The darkness wrapped around them.

“If we weren’t in Afghanistan, this might be romantic,” he said softly.

She tried to think of something clever to say in response but had nothing.

Raven moved closer to Doogie.

“So the reporter really was hitting on you?” His voice floated through the night like velvet.

She shuffled, tossed her food pack into the fire, and wiped her hands loudly against her thighs. “He was curious.”

“Doogie?” a voice cut through the darkness. Raven retreated a few steps.

“Yeah?” She looked over the fire.

Thomelson appeared, holding a rag to his head. “Chief,” he nodded.

“Hey, Thommy. What’s up?” She moved around the fire and grabbed the rag.

“I got hit in the head with a shovel.” He shifted his eyes toward Raven.

Raven shook his head. “I do not want to know how that happened.” His expression returned to his stoic stare. “Well then, Happy Valentine’s Day, Doc. We head out in two hours. Get some rest.”

Doogie watched Raven disappear into the darkness, wishing they could have talked longer.

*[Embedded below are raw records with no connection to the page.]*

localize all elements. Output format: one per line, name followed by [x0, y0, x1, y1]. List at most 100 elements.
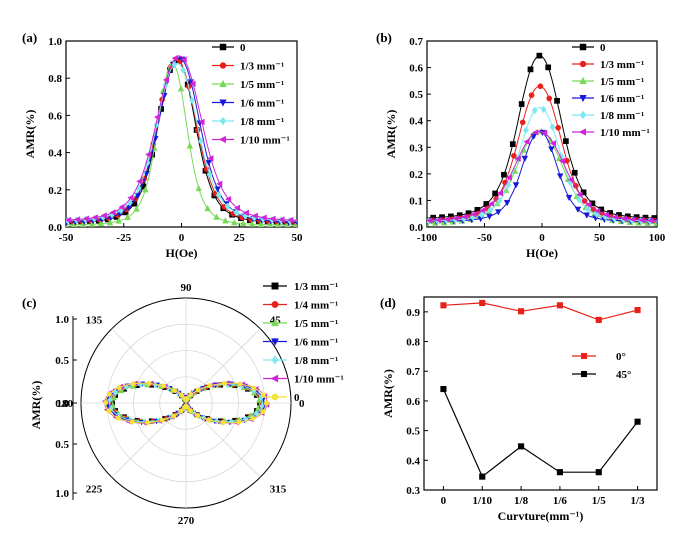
data-point: [130, 381, 136, 387]
data-point: [595, 316, 602, 323]
series-1-5-mm: [427, 127, 657, 227]
y-tick-label: 0.3: [406, 485, 420, 497]
data-point: [239, 220, 247, 227]
x-tick-label: 1/10: [472, 495, 492, 507]
data-point: [182, 396, 188, 402]
series-1-10-mm: [427, 129, 657, 224]
data-point: [220, 420, 226, 426]
data-point: [647, 217, 654, 224]
legend-label: 0: [294, 392, 300, 404]
x-tick-label: 0: [179, 232, 185, 244]
data-point: [549, 123, 556, 131]
data-point: [216, 180, 223, 188]
plot-frame: [423, 296, 658, 491]
data-point: [634, 418, 641, 425]
data-point: [255, 405, 261, 411]
legend-label: 1/5 mm⁻¹: [294, 318, 338, 330]
data-point: [251, 212, 258, 220]
legend-item: 1/8 mm⁻¹: [212, 116, 284, 128]
data-point: [545, 64, 552, 71]
data-point: [204, 204, 211, 212]
data-point: [171, 54, 178, 62]
x-tick-label: 25: [234, 232, 246, 244]
data-point: [461, 213, 468, 221]
data-point: [153, 113, 161, 121]
data-point: [233, 208, 240, 217]
y-tick-label: 0.9: [406, 307, 420, 319]
data-point: [528, 92, 535, 99]
data-point: [511, 152, 517, 159]
y-tick-label: 0.2: [48, 185, 62, 197]
data-point: [574, 206, 582, 213]
legend-item: 0°: [572, 351, 626, 363]
data-point: [259, 402, 265, 410]
legend-label: 0: [240, 42, 246, 54]
legend-label: 1/10 mm⁻¹: [294, 374, 344, 386]
legend-marker: [219, 79, 227, 87]
data-point: [222, 217, 229, 224]
data-point: [251, 385, 257, 391]
data-point: [549, 140, 557, 147]
data-point: [479, 207, 486, 214]
data-point: [585, 201, 592, 208]
data-point: [171, 387, 178, 393]
x-tick-label: 100: [649, 232, 666, 244]
legend-label: 1/6 mm⁻¹: [240, 98, 284, 110]
data-point: [224, 195, 232, 203]
legend-item: 1/5 mm⁻¹: [263, 318, 338, 330]
x-tick-label: -100: [417, 232, 438, 244]
data-point: [233, 204, 241, 212]
x-axis-label: Curvture(mm⁻¹): [498, 509, 584, 523]
y-tick-label: 0.3: [409, 142, 423, 154]
data-point: [594, 207, 601, 215]
data-point: [100, 212, 107, 219]
data-point: [514, 155, 521, 162]
legend-label: 1/3 mm⁻¹: [240, 61, 284, 73]
legend-marker: [271, 282, 279, 290]
data-point: [486, 213, 493, 221]
series-line: [427, 130, 657, 225]
data-point: [198, 118, 205, 126]
panel-d-chart: 0 1/10 1/8 1/6 1/5 1/3 0.3 0.4 0.5 0.6 0.7 0.8 0.9 Cu…: [381, 296, 658, 523]
data-point: [112, 389, 119, 396]
legend-label: 45°: [616, 369, 631, 381]
data-point: [205, 159, 212, 167]
legend-item: 1/6 mm⁻¹: [572, 93, 644, 105]
data-point: [536, 52, 543, 59]
panel-c-polar-chart: 045901351802252703151.00.50.00.51.0AMR(%…: [29, 281, 344, 527]
data-point: [236, 419, 242, 425]
data-point: [554, 97, 560, 104]
data-point: [106, 219, 114, 226]
data-point: [118, 387, 125, 394]
data-point: [224, 202, 231, 211]
legend-label: 1/3 mm⁻¹: [294, 281, 338, 293]
legend-marker: [579, 76, 587, 84]
data-point: [266, 221, 273, 227]
legend-item: 1/5 mm⁻¹: [212, 79, 284, 91]
data-point: [127, 194, 134, 201]
legend-item: 1/3 mm⁻¹: [212, 61, 284, 73]
legend-marker: [219, 43, 227, 51]
legend: 0 1/3 mm⁻¹ 1/5 mm⁻¹ 1/6 mm⁻¹ 1/8 mm⁻¹ 1/10 mm…: [212, 42, 290, 147]
legend-item: 1/8 mm⁻¹: [572, 110, 644, 122]
data-point: [171, 413, 177, 419]
data-point: [109, 209, 116, 216]
data-point: [518, 443, 525, 450]
data-point: [523, 138, 530, 145]
legend-label: 1/4 mm⁻¹: [294, 300, 338, 312]
panel-d-label: (d): [380, 295, 396, 310]
y-tick-label: 0.4: [409, 116, 423, 128]
data-point: [257, 220, 265, 227]
data-point: [634, 307, 641, 314]
data-point: [478, 210, 485, 219]
y-tick-label: 0.4: [48, 148, 62, 160]
legend-marker: [579, 95, 587, 103]
data-point: [187, 408, 194, 414]
series-line: [66, 62, 297, 226]
data-point: [159, 417, 165, 423]
legend-item: 0: [572, 42, 606, 54]
data-point: [189, 96, 195, 105]
data-point: [134, 192, 141, 200]
legend-item: 1/3 mm⁻¹: [572, 59, 644, 71]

“All right, Thommy. Let’s have a look.”

“I don’t need stitches, do I? Will I get a purple heart?” Thommy fidgeted.

“I need my light before I can say for sure, but I don’t think getting hit in the head with a shovel constitutes a purple heart,” she said.

“Shoot. Purple hearts get the girls.”

“So do cool scars. This should give you a good mark across the forehead.”

Thommy smiled.

“Come on, Casanova. Let’s get you cleaned up.” Doogie led him back to her ruck. Everyone seemed to be looking for romance on this Valentine’s Day. Too bad they were on the outskirts of Marjah, the drug capital of Afghanistan.